Weiden’s interest in the criminal justice system has illuminated his academic path. He began his legal studies at Tulane Law School in New Orleans, but after one year, and missing Denver terribly, he transferred to the Sturm College of Law. There, he enjoyed courses on criminal procedure and learning about famous criminal trials. These inspired him to dig deeper into criminal justice issues for Natives and non-Natives alike.

Weiden had been practicing law in Denver for several years when he decided to pursue a doctoral degree in political science/government (with a subspecialty in racial and ethnic politics) from the University of Texas at Austin. Upon completing his doctoral studies, he returned to Colorado and to DU, where he was a full-time lecturer from 1999–2001.

Following his stint at DU, Weiden taught at the United States Naval Academy and Hofstra University, among other schools, but Denver still pulled at his heartstrings. In 2013, he accepted a job as a professor at Metropolitan State University of Denver, where today he teaches courses on law, American politics and Native American studies. 

Although he’s been teaching about it for years, Weiden admits that most people don’t know about the broken criminal justice system on reservations. With remedying that in mind, he decided to marry his academic interests with his interest in literature (he has an MFA in creative writing from the Institute of American Indian Arts), and thus “Winter Counts” was born.

The debut novel has received rave reviews. One reviewer deemed Weiden “a major new voice in crime fiction, indigenous fiction and American literature.” And no less an authority than DU alumnus and bestselling crime writer C.J. Box was equally enthusiastic, calling the book “a knowing, authentic, closely observed novel about modern-day Lakotas that rings absolutely true.”

The book also was named one of the Best Books of 2020 by Publishers Weekly, Library Journal, Amazon and NPR, among others. More recently, it was nominated for the 2021 Edgar Award for Best First Novel.

“The Edgar Award of the Mystery Writers of America is the highest honor that crime writers have. It’s the equivalent in our world of the Oscars,” Weiden says. The award ceremony, normally a black-tie affair, will be held virtually on April 29.

“I’m told that I’m the second Native American person ever to be nominated for an Edgar. No Native has ever won it, although I should say that the wonderful crime writer Martin Cruz Smith received the Grand Master award.

“It’s a cliché, but I am just honored to be nominated,” he adds.

In addition to his success with “Winter Counts,” Weiden received the 2020 Spur Award from the Western Writers of America for his children’s book, “Spotted Tail(Reycraft, 2019)

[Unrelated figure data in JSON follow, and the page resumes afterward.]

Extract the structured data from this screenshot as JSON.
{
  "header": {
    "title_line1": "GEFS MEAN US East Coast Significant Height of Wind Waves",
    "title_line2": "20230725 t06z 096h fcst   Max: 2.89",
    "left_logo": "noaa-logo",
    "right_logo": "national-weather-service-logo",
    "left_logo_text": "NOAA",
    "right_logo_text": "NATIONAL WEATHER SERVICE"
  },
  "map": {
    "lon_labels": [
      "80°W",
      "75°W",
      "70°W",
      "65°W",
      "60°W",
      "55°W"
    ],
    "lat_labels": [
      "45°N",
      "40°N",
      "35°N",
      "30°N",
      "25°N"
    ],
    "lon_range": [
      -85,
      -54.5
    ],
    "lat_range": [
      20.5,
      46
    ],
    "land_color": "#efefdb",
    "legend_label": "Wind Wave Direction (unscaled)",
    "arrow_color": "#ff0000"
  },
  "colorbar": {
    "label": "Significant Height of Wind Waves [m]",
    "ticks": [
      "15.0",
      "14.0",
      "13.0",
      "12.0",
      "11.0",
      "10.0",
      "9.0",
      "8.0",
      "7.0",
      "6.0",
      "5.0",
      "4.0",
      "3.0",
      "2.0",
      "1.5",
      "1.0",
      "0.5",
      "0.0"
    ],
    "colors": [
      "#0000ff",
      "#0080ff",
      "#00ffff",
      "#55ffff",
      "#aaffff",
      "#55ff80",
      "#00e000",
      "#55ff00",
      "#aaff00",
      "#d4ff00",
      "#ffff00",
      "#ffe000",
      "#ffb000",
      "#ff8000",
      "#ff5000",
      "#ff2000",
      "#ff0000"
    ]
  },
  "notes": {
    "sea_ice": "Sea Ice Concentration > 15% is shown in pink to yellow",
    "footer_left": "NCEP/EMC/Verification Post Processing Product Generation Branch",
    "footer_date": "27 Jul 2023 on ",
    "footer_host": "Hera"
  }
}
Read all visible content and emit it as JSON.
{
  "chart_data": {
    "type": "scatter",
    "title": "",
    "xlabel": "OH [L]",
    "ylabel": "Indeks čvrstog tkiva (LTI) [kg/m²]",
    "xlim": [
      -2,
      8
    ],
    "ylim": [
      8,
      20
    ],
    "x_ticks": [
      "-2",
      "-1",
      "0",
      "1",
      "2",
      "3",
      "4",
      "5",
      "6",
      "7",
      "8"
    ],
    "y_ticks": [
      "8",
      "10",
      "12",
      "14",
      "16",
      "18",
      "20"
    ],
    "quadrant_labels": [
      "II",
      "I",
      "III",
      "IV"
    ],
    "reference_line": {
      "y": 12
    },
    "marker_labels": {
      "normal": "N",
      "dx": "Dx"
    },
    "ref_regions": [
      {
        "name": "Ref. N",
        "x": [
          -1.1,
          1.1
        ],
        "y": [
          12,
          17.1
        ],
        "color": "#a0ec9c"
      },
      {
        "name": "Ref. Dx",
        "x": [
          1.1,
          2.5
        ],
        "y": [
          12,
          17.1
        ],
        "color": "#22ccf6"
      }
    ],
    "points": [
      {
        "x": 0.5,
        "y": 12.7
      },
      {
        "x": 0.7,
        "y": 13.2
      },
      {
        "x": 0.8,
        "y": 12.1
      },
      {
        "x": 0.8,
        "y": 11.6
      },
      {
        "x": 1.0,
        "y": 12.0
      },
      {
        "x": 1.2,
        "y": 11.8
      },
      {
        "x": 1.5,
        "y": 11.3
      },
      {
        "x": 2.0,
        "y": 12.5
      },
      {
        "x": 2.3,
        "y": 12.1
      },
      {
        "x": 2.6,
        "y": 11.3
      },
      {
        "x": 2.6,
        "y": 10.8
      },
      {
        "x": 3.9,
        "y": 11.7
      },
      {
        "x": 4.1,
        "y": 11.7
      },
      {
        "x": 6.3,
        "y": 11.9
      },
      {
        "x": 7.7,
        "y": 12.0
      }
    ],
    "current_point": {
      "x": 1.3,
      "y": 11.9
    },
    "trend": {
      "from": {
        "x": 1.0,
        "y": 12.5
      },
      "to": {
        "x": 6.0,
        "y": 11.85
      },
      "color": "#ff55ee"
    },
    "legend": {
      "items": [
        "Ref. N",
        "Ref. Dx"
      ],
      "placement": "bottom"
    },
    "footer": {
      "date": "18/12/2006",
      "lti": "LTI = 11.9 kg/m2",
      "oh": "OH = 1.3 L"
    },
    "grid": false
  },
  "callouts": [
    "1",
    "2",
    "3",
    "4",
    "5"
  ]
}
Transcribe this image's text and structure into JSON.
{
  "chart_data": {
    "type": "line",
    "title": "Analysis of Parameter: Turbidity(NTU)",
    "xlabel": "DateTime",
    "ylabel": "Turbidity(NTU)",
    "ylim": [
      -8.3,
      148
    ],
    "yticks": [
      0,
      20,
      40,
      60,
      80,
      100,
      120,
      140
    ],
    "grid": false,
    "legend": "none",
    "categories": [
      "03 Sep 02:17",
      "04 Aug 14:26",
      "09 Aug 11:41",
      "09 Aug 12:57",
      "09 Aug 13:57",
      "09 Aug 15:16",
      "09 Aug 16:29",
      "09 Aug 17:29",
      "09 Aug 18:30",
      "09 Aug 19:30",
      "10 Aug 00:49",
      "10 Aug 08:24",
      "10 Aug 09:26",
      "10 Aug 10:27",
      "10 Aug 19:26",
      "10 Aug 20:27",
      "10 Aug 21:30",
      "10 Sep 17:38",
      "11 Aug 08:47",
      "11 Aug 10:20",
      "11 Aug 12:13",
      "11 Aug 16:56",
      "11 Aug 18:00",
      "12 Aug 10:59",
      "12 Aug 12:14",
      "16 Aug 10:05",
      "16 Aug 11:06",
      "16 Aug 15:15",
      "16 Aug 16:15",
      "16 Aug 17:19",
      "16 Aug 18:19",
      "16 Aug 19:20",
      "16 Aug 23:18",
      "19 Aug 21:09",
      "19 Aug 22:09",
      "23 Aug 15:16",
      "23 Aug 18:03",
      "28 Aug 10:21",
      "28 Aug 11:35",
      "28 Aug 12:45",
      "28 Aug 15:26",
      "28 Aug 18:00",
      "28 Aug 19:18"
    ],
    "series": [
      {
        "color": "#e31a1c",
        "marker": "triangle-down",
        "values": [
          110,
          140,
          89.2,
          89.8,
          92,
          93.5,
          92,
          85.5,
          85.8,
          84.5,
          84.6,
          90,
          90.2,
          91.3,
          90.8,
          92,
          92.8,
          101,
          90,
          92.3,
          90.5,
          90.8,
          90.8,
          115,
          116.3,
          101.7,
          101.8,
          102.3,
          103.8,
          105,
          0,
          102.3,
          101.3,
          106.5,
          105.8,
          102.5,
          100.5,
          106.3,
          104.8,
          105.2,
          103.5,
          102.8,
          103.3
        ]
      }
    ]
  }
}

“I have two children, and when they were young, I didn’t have any kids’ books that dealt with the famous Native people from my nation, and our most famous leader is Chief Spotted Tail,” Weiden explains. He’d been mulling this idea for a long time, so when Reycraft issued a call for children’s books representing voices that traditionally have been marginalized, Weiden was all in. 

“I wrote the text, but I’m proud to say that Reycraft brought in a Native artist, and the artwork is absolutely spectacular in the book,” he says.

Weiden is now under contract with Harper Collins to write a sequel to “Winter Counts,” tentatively titled “Wounded Horse,” proving that Weiden’s instincts were right: He’s not finished with his intriguing protagonist quite yet.